Struggling to digitize complex, mixed-media documents? This novel, resource-efficient OCR pipeline uses a lightweight AI classifier to instantly separate printed and handwritten Khmer text before reading it, making automated document processing practical for low-resource environments.
Tackling the Mixed-Media OCR Challenge
As Cambodia digitizes its civil records, documents like birth certificates present a unique hurdle: they combine standardized printed templates with unpredictable handwritten Khmer entries. Standard OCR engines struggle to read both text types at once, and training massive, end-to-end AI models is too computationally expensive for low-resource environments.
A "Classification-First" Solution
Instead of relying on one heavy AI model, the researchers built a smart, modular pipeline. After automatically cleaning the scanned image and detecting where the text is, the system uses a lightweight custom classifier (MobileNetV3). This classifier's only job is to instantly sort every text snippet into "Printed" or "Handwritten" categories. Printed text is then routed to standard OCR (Tesseract) for transcription, while handwritten text is isolated for specialized processing.

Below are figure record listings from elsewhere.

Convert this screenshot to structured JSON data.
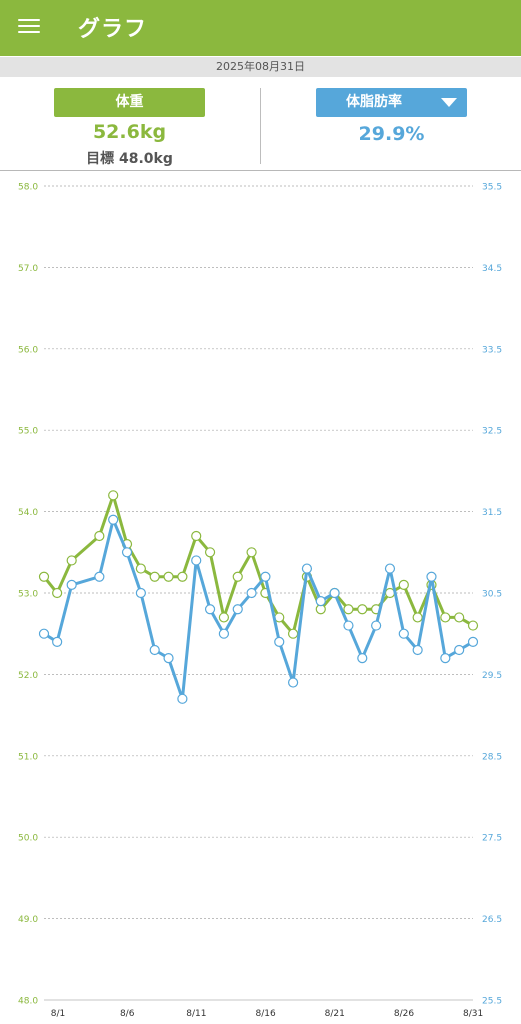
{
  "header": {
    "title": "グラフ",
    "menu_icon": "hamburger-menu-icon"
  },
  "date": "2025年08月31日",
  "summary": {
    "weight_label": "体重",
    "weight_value": "52.6kg",
    "goal_text": "目標 48.0kg",
    "fat_label": "体脂肪率",
    "fat_value": "29.9%",
    "fat_dropdown_icon": "dropdown-triangle-icon"
  },
  "colors": {
    "weight": "#8bb83e",
    "fat": "#56a7da",
    "header": "#8bb83e",
    "date_bar": "#e3e3e3"
  },
  "chart_data": {
    "type": "line",
    "x": [
      1,
      2,
      3,
      4,
      5,
      6,
      7,
      8,
      9,
      10,
      11,
      12,
      13,
      14,
      15,
      16,
      17,
      18,
      19,
      20,
      21,
      22,
      23,
      24,
      25,
      26,
      27,
      28,
      29,
      30,
      31
    ],
    "x_ticks": [
      1,
      6,
      11,
      16,
      21,
      26,
      31
    ],
    "x_tick_labels": [
      "8/1",
      "8/6",
      "8/11",
      "8/16",
      "8/21",
      "8/26",
      "8/31"
    ],
    "y_left_ticks": [
      "58.0",
      "57.0",
      "56.0",
      "55.0",
      "54.0",
      "53.0",
      "52.0",
      "51.0",
      "50.0",
      "49.0",
      "48.0"
    ],
    "y_right_ticks": [
      "35.5",
      "34.5",
      "33.5",
      "32.5",
      "31.5",
      "30.5",
      "29.5",
      "28.5",
      "27.5",
      "26.5",
      "25.5"
    ],
    "ylim_left": [
      48.0,
      58.0
    ],
    "ylim_right": [
      25.5,
      35.5
    ],
    "grid": true,
    "series": [
      {
        "axis": "left",
        "color": "#8bb83e",
        "points": [
          [
            1,
            53.2
          ],
          [
            1.95,
            53.0
          ],
          [
            3,
            53.4
          ],
          [
            5,
            53.7
          ],
          [
            6,
            54.2
          ],
          [
            7,
            53.6
          ],
          [
            8,
            53.3
          ],
          [
            9,
            53.2
          ],
          [
            10,
            53.2
          ],
          [
            11,
            53.2
          ],
          [
            12,
            53.7
          ],
          [
            13,
            53.5
          ],
          [
            14,
            52.7
          ],
          [
            15,
            53.2
          ],
          [
            16,
            53.5
          ],
          [
            17,
            53.0
          ],
          [
            18,
            52.7
          ],
          [
            19,
            52.5
          ],
          [
            20,
            53.2
          ],
          [
            21,
            52.8
          ],
          [
            22,
            53.0
          ],
          [
            23,
            52.8
          ],
          [
            24,
            52.8
          ],
          [
            25,
            52.8
          ],
          [
            26,
            53.0
          ],
          [
            27,
            53.1
          ],
          [
            28,
            52.7
          ],
          [
            29,
            53.1
          ],
          [
            30,
            52.7
          ],
          [
            31,
            52.7
          ],
          [
            32,
            52.6
          ]
        ]
      },
      {
        "axis": "right",
        "color": "#56a7da",
        "points": [
          [
            1,
            30.0
          ],
          [
            1.95,
            29.9
          ],
          [
            3,
            30.6
          ],
          [
            5,
            30.7
          ],
          [
            6,
            31.4
          ],
          [
            7,
            31.0
          ],
          [
            8,
            30.5
          ],
          [
            9,
            29.8
          ],
          [
            10,
            29.7
          ],
          [
            11,
            29.2
          ],
          [
            12,
            30.9
          ],
          [
            13,
            30.3
          ],
          [
            14,
            30.0
          ],
          [
            15,
            30.3
          ],
          [
            16,
            30.5
          ],
          [
            17,
            30.7
          ],
          [
            18,
            29.9
          ],
          [
            19,
            29.4
          ],
          [
            20,
            30.8
          ],
          [
            21,
            30.4
          ],
          [
            22,
            30.5
          ],
          [
            23,
            30.1
          ],
          [
            24,
            29.7
          ],
          [
            25,
            30.1
          ],
          [
            26,
            30.8
          ],
          [
            27,
            30.0
          ],
          [
            28,
            29.8
          ],
          [
            29,
            30.7
          ],
          [
            30,
            29.7
          ],
          [
            31,
            29.8
          ],
          [
            32,
            29.9
          ]
        ]
      }
    ]
  }
}
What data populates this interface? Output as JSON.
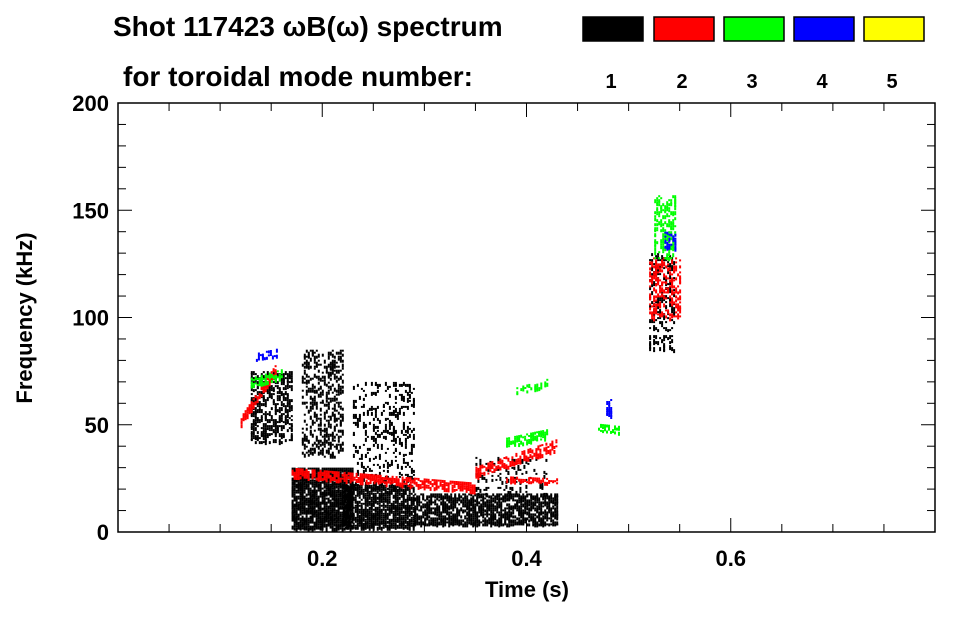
{
  "chart_data": {
    "type": "heatmap",
    "title": "Shot 117423 ωB(ω) spectrum",
    "legend_title": "for toroidal mode number:",
    "legend_placement": "top-right",
    "legend": [
      {
        "label": "1",
        "color": "#000000"
      },
      {
        "label": "2",
        "color": "#ff0000"
      },
      {
        "label": "3",
        "color": "#00ff00"
      },
      {
        "label": "4",
        "color": "#0000ff"
      },
      {
        "label": "5",
        "color": "#ffff00"
      }
    ],
    "xlabel": "Time (s)",
    "ylabel": "Frequency (kHz)",
    "xlim": [
      0,
      0.8
    ],
    "ylim": [
      0,
      200
    ],
    "xticks": [
      0.2,
      0.4,
      0.6
    ],
    "xtick_labels": [
      "0.2",
      "0.4",
      "0.6"
    ],
    "yticks": [
      0,
      50,
      100,
      150,
      200
    ],
    "ytick_labels": [
      "0",
      "50",
      "100",
      "150",
      "200"
    ],
    "grid": false,
    "features": [
      {
        "mode": 1,
        "t": [
          0.13,
          0.17
        ],
        "f": [
          42,
          75
        ],
        "density": 0.5
      },
      {
        "mode": 1,
        "t": [
          0.17,
          0.23
        ],
        "f": [
          2,
          30
        ],
        "density": 0.85
      },
      {
        "mode": 1,
        "t": [
          0.18,
          0.22
        ],
        "f": [
          35,
          85
        ],
        "density": 0.35
      },
      {
        "mode": 1,
        "t": [
          0.22,
          0.29
        ],
        "f": [
          2,
          22
        ],
        "density": 0.75
      },
      {
        "mode": 1,
        "t": [
          0.23,
          0.29
        ],
        "f": [
          20,
          70
        ],
        "density": 0.2
      },
      {
        "mode": 1,
        "t": [
          0.29,
          0.43
        ],
        "f": [
          4,
          18
        ],
        "density": 0.7
      },
      {
        "mode": 1,
        "t": [
          0.35,
          0.42
        ],
        "f": [
          18,
          35
        ],
        "density": 0.15
      },
      {
        "mode": 1,
        "t": [
          0.52,
          0.545
        ],
        "f": [
          85,
          130
        ],
        "density": 0.3
      },
      {
        "mode": 2,
        "t": [
          0.12,
          0.155
        ],
        "f_start": 52,
        "f_end": 77,
        "width": 4,
        "density": 0.8
      },
      {
        "mode": 2,
        "t": [
          0.17,
          0.35
        ],
        "f_start": 28,
        "f_end": 21,
        "width": 4,
        "density": 0.7
      },
      {
        "mode": 2,
        "t": [
          0.35,
          0.43
        ],
        "f_start": 28,
        "f_end": 41,
        "width": 5,
        "density": 0.6
      },
      {
        "mode": 2,
        "t": [
          0.38,
          0.43
        ],
        "f_start": 25,
        "f_end": 24,
        "width": 2,
        "density": 0.5
      },
      {
        "mode": 2,
        "t": [
          0.52,
          0.55
        ],
        "f": [
          100,
          128
        ],
        "density": 0.4
      },
      {
        "mode": 3,
        "t": [
          0.13,
          0.16
        ],
        "f_start": 70,
        "f_end": 74,
        "width": 4,
        "density": 0.6
      },
      {
        "mode": 3,
        "t": [
          0.38,
          0.42
        ],
        "f_start": 42,
        "f_end": 46,
        "width": 4,
        "density": 0.6
      },
      {
        "mode": 3,
        "t": [
          0.39,
          0.42
        ],
        "f_start": 66,
        "f_end": 70,
        "width": 3,
        "density": 0.4
      },
      {
        "mode": 3,
        "t": [
          0.47,
          0.49
        ],
        "f_start": 49,
        "f_end": 48,
        "width": 3,
        "density": 0.6
      },
      {
        "mode": 3,
        "t": [
          0.525,
          0.545
        ],
        "f": [
          128,
          157
        ],
        "density": 0.4
      },
      {
        "mode": 4,
        "t": [
          0.135,
          0.155
        ],
        "f_start": 82,
        "f_end": 84,
        "width": 3,
        "density": 0.4
      },
      {
        "mode": 4,
        "t": [
          0.478,
          0.482
        ],
        "f": [
          54,
          62
        ],
        "density": 0.6
      },
      {
        "mode": 4,
        "t": [
          0.535,
          0.545
        ],
        "f": [
          132,
          140
        ],
        "density": 0.5
      }
    ]
  }
}
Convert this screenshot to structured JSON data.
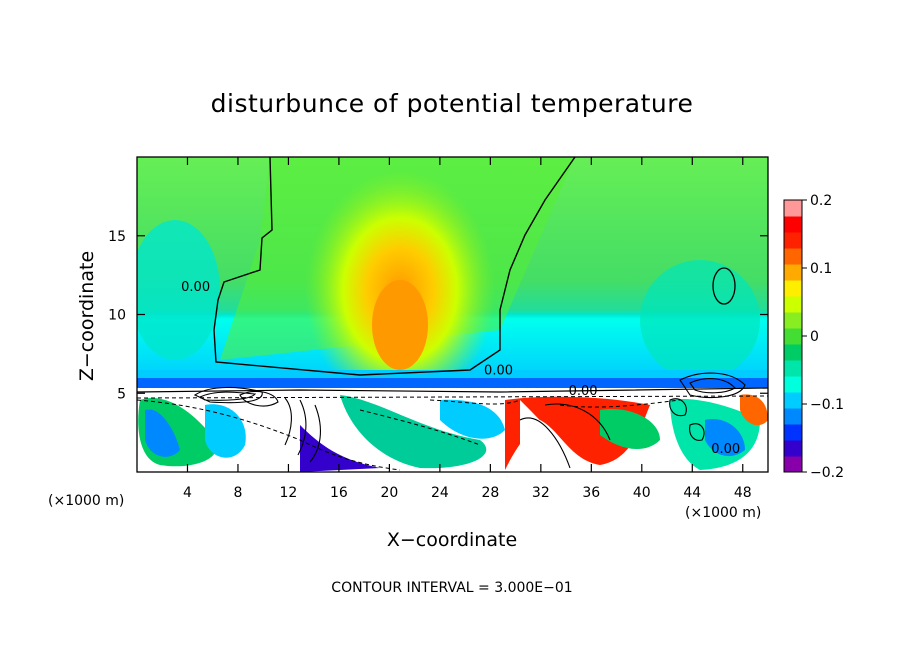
{
  "chart_data": {
    "type": "heatmap",
    "title": "disturbunce of potential temperature",
    "xlabel": "X−coordinate",
    "ylabel": "Z−coordinate",
    "x_unit_left": "(×1000 m)",
    "x_unit_right": "(×1000 m)",
    "footer": "CONTOUR INTERVAL = 3.000E−01",
    "xlim": [
      0,
      50
    ],
    "ylim": [
      0,
      20
    ],
    "x_ticks": [
      "4",
      "8",
      "12",
      "16",
      "20",
      "24",
      "28",
      "32",
      "36",
      "40",
      "44",
      "48"
    ],
    "y_ticks": [
      "5",
      "10",
      "15"
    ],
    "colorbar": {
      "range": [
        -0.2,
        0.2
      ],
      "tick_labels": [
        "0.2",
        "0.1",
        "0",
        "−0.1",
        "−0.2"
      ],
      "colors": [
        "#8800aa",
        "#3300cc",
        "#0033ff",
        "#0088ff",
        "#00ccff",
        "#00ffdd",
        "#00e6aa",
        "#00cc66",
        "#44dd33",
        "#88ee22",
        "#ccff00",
        "#ffee00",
        "#ffaa00",
        "#ff6600",
        "#ff2200",
        "#ff0000",
        "#ff9999"
      ]
    },
    "contour_labels": [
      {
        "text": "0.00",
        "x": 3.5,
        "y": 11.5
      },
      {
        "text": "0.00",
        "x": 27.5,
        "y": 6.2
      },
      {
        "text": "0.00",
        "x": 34.2,
        "y": 4.9
      },
      {
        "text": "0.00",
        "x": 45.5,
        "y": 1.2
      }
    ],
    "features": [
      {
        "name": "warm-anomaly",
        "x": 20.5,
        "z": 9.0,
        "value": 0.11
      },
      {
        "name": "cold-layer",
        "x": 25,
        "z": 5.7,
        "value": -0.1
      }
    ]
  }
}
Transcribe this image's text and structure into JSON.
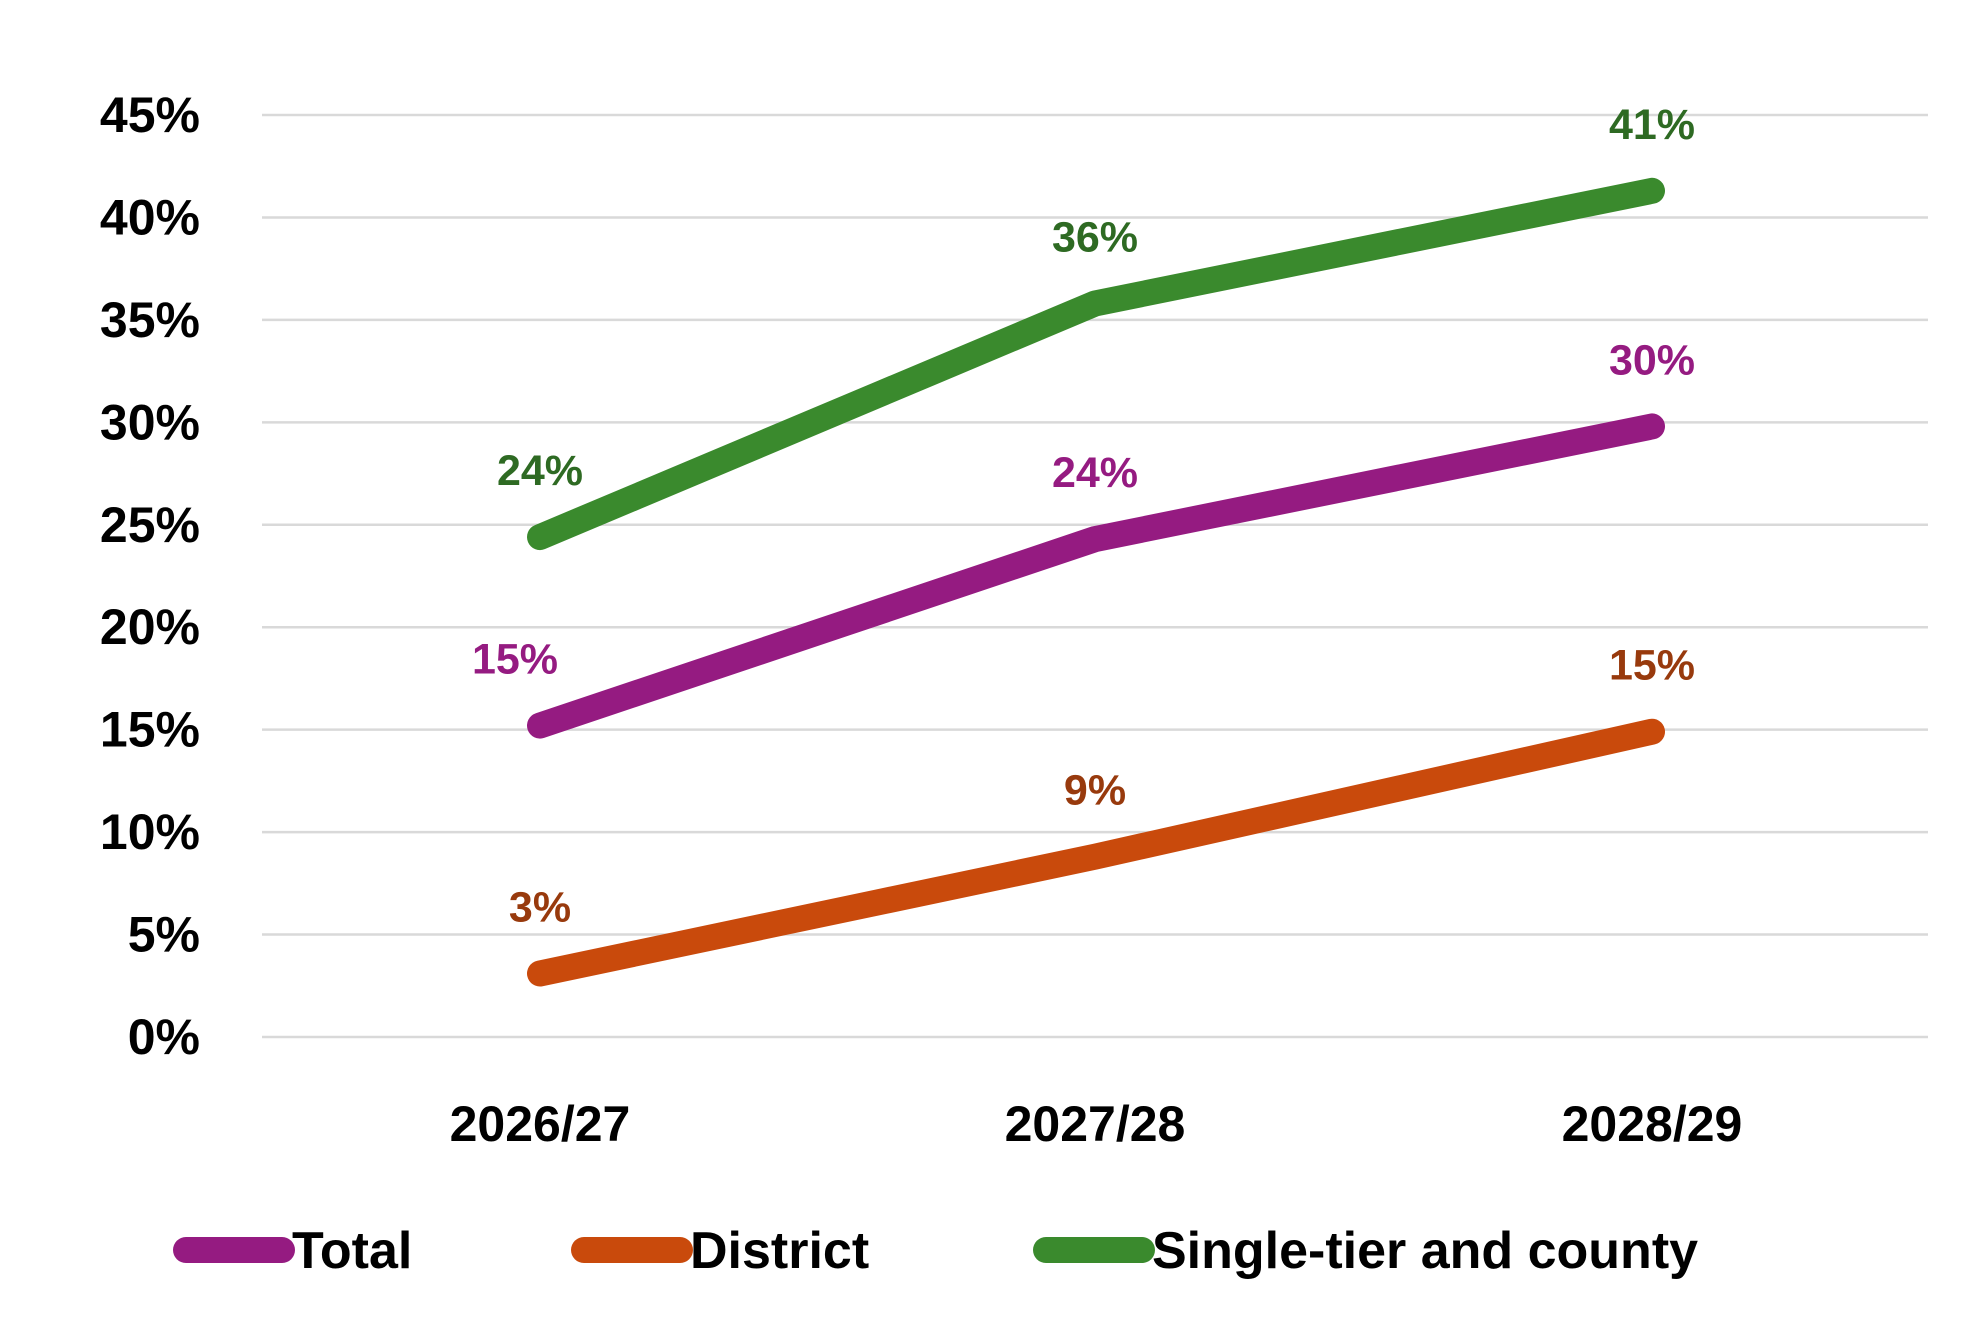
{
  "chart_data": {
    "type": "line",
    "title": "",
    "xlabel": "",
    "ylabel": "",
    "categories": [
      "2026/27",
      "2027/28",
      "2028/29"
    ],
    "ylim": [
      0,
      0.45
    ],
    "yticks": [
      0,
      0.05,
      0.1,
      0.15,
      0.2,
      0.25,
      0.3,
      0.35,
      0.4,
      0.45
    ],
    "ytick_labels": [
      "0%",
      "5%",
      "10%",
      "15%",
      "20%",
      "25%",
      "30%",
      "35%",
      "40%",
      "45%"
    ],
    "grid": true,
    "legend_position": "bottom",
    "series": [
      {
        "name": "Total",
        "color": "#951B81",
        "label_color": "#951B81",
        "values": [
          0.152,
          0.243,
          0.298
        ],
        "labels": [
          "15%",
          "24%",
          "30%"
        ]
      },
      {
        "name": "District",
        "color": "#C94A0C",
        "label_color": "#983A0D",
        "values": [
          0.031,
          0.088,
          0.149
        ],
        "labels": [
          "3%",
          "9%",
          "15%"
        ]
      },
      {
        "name": "Single-tier and county",
        "color": "#3A8A2D",
        "label_color": "#2E6A23",
        "values": [
          0.244,
          0.358,
          0.413
        ],
        "labels": [
          "24%",
          "36%",
          "41%"
        ]
      }
    ]
  }
}
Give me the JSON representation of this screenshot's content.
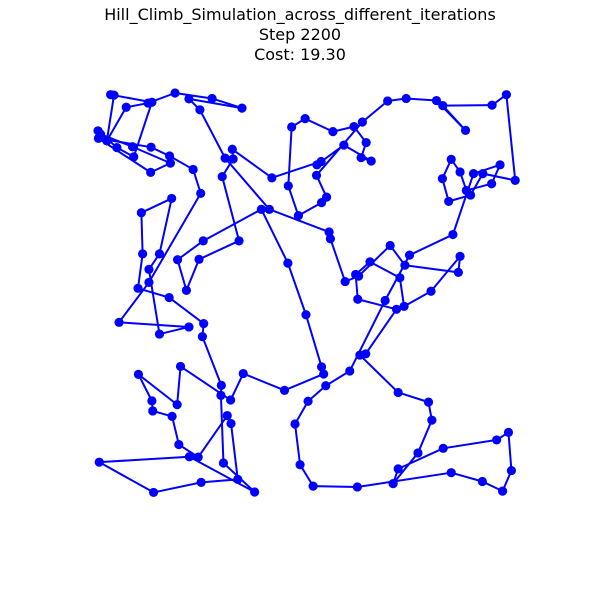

High Accuracy and Real-World Potential
This classification-first method proved highly effective, achieving 99.1% accuracy in sorting curated text snippets. When applied to a full, real-world birth certificate, the system successfully mapped out the document and accurately color-coded the printed templates versus the handwritten entries. This modular approach proves that you don't need expensive computing power to process complex official records.